New Electoral Law: Rev Daniel Imo Reveals Implication, Gives Insight

There were frenzy and hysterical, at some points, terrifying calls, from virtually every civil society group, and rightfully so, for President Muhammadu Buhari to sign the amended electoral law. Thank God he assented to and ultimately, signed the bill into law, with a caveat to the deletion of Clause 84 (12) which ultra vires the Nigerian Constitution.

Let’s not extrapolate the debate on hypothetical assumptions. What does the new electoral law mean to our democracy? What are its strengths and weaknesses? How do we ameliorate its “weaknesses,” if any, and exploit the potency of the new law for democratic gains?

An informed citizen cannot easily be manipulated. My people perish for lack of knowledge. What illiterate villagers do not know could become a mystery and a tool for their destruction. Now that the President has signed the bill into law, we all must educate our mothers and fathers, as soon as possible, before mischievous and desperate politicians invade their minds with the landmines of falsehood.

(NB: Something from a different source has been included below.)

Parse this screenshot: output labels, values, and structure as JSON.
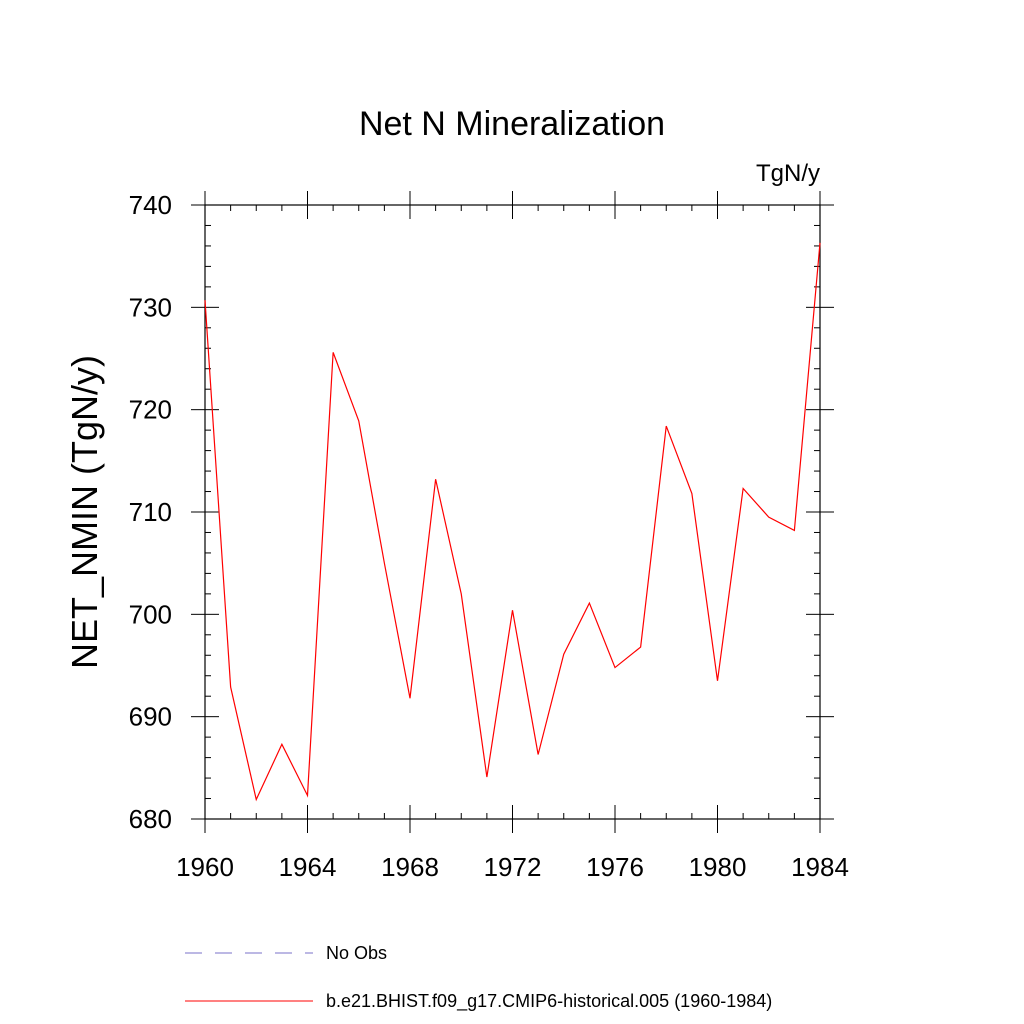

This is a clarion call to action. Maybe, we should be reminded that an essential component of national redemption is sacrifice.
“Without the shading of blood, there is no remission of sin.” Heb. 9:12. Justice demands that an offender or debtor must pay the penalty. Christ remitted or cancelled/paid the price for our offence. He met the conditions for our freedom and forgiveness. He, therefore, returned us to that perfect relationship with the Father through His shed blood, as if we never sinned.

This is exactly the type of sacrifice I recommend to sustain the spirit of the newly signed amended electoral law. It is many steps forward in the healing of our Country and State and so should be taken very seriously. It may not be a perfect document, but much better than the de facto, extant, INEC laws.

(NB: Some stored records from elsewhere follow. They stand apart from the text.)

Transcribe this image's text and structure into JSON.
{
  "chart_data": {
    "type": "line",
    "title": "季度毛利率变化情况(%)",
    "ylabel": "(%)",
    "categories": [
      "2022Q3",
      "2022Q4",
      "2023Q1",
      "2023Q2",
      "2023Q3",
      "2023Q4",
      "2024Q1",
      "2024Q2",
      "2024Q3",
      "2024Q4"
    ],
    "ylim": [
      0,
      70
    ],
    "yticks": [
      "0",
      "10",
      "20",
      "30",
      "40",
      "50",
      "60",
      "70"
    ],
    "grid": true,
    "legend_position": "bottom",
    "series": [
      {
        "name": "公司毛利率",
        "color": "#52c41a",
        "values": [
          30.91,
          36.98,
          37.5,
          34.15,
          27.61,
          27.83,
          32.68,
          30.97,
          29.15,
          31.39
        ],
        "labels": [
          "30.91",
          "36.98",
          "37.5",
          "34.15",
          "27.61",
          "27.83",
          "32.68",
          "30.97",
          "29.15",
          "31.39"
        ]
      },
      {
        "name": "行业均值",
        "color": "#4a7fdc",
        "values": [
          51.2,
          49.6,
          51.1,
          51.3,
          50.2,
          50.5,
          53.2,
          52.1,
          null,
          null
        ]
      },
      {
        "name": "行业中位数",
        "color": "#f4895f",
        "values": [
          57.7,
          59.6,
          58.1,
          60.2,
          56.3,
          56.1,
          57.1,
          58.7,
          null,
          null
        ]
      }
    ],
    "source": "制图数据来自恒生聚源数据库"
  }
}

Nigeria is a complex and pluralistic nation-state with numerous challenges. If NAS can replicate a sustained legislative debate on other crucial issues affecting the nation, Nigeria will emerge from the rubles of distrust to an epiphany of greatness.

It is imperative to note though, that we, the citizens, have a duty of sensitizing the inner city dwellers who do not have the privileged information that we have. We are the creative local journalists saddled with the burden of informing, engaging and empowering our communities as means of sustainable development. This is real democracy: government of the people, by the people and for the people.


Rt. Rev. Daniel Imo
RDI Foundation
APC Aspirant,  Aro/Ohafia Federal Constituency.

Below is a breakdown of citizens’ responsibility to achieve the purpose of the new electoral law as captured by a keen observer.

The logistics for diaspora voting is complex. If the project was combined with the amended electoral bill, it could, probably, have delayed or truncated the signing of the new law.

We all have some roles to play in making the new electoral system work:
1. Become a volunteer field worker,  to:
– Sensitize and mobilize
– Inform, engage and empower the sceptics
– Vote, defend/protect our votes

2. Support other civil society groups accordingly.

3. Pilgrimage Politicking
– Diasporans should register at their nearest INEC offices or online.
– They should transfer their polling units to their villages
– Sacrifice their time to travel home to vote

4. Participate in politics
– Good people should run for elective offices or Support good candidates. Without good candidates, we’ll end up voting for the bad and corrupt politicians. Good governance will elude us. Abia State in my mind.

5. The God-factor
– We must pray and fast for divine intervention
– Power is given by God
– The Church must embrace socio-political change as part of her theology and mandate
– Her prophetic voice must be sound and strong without being partisan.
– Politics and other social spaces must be baptized with righteousness and servant-leaders.

In the end, the people will rejoice when the land is saved.